17. At least one non-transitory machine-readable medium including instructions for vehicle recognition in a vehicle, the instructions when executed by a machine, cause the machine to perform operations comprising:

capturing sounds outside of a vehicle;

analyzing the captured sounds using an audio machine learning technique to identify a sound event;

capturing images outside of the vehicle;

analyzing the captured images using an image machine learning technique to identify an image event; and

identifying a type of vehicle based on the image event and the sound event.

18. The non-transitory machine-readable medium of claim 17, wherein the instructions further cause the machine to perform operations comprising:

generating an audio-image association, the audio-image association matching audio samples of the sound event with image frames of the image event for a plurality of time instances;

performing a vehicle recognition to identify the type of vehicle based on the audio-image association;

transmitting a message to a vehicle control system via a vehicle interface, the message based on the vehicle recognition; and

normalizing a frame rate of the image frames with a sampling rate of the audio samples to determine an audio samples per image frame (ASPIF) parameter for each time instance of the plurality of time instances.

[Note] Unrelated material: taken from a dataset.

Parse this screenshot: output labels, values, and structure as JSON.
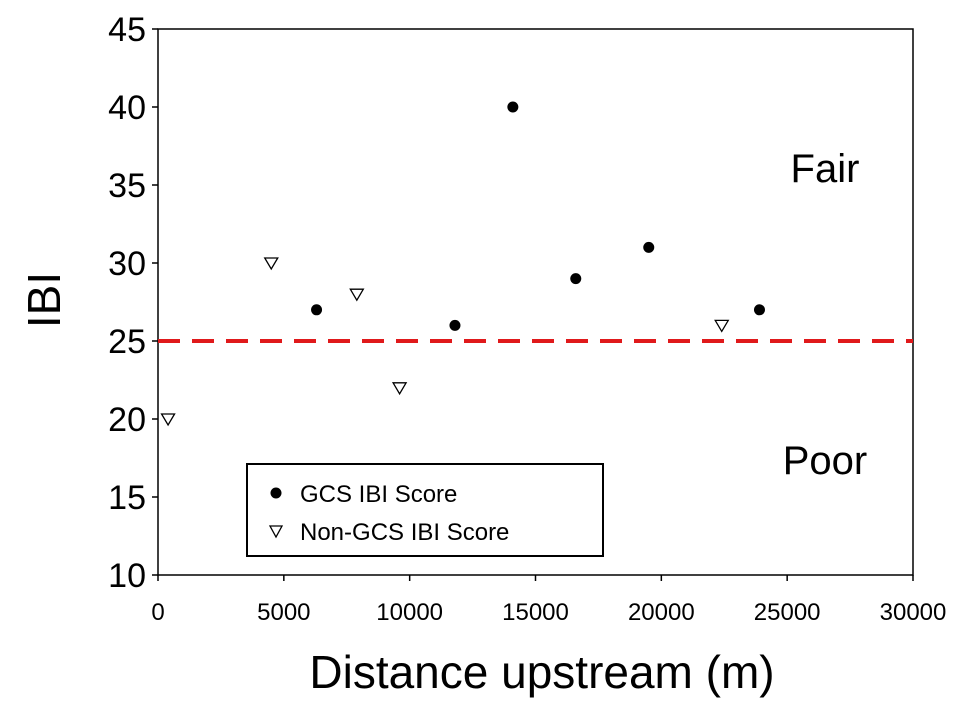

19. The non-transitory machine-readable medium of claim 18, wherein the audio-image association is a data structure, and wherein the instructions further cause the machine to perform operations comprising:

for each image frame of the image frames, storing in the data structure: an identifier of a time instance of the plurality of time instances corresponding to the image frame; an identifier of the image frame; identifiers of a subset of the audio samples corresponding to the image frame based on the ASPIF parameter; a detection result associated with the image frame, the detection result based on the image event, and a detection result associated with each audio sample of the subset of audio samples, the detection result based on the sound event.

20. The non-transitory machine-readable medium of claim 19, wherein the detection result associated with the image frame is a type of vehicle detected within the image frame, wherein the detection result associated with each audio sample of the subset of audio samples is a type of vehicle detected based on the audio sample, and wherein the instructions further cause the machine to perform operations comprising:

applying a clustering function to the detection results associated with the subset of audio samples to generate a combined detection result associated with the subset of audio samples; and

performing data fusion of the detection result associated with the image frame and the combined detection result associated with the subset of audio samples to perform the vehicle recognition.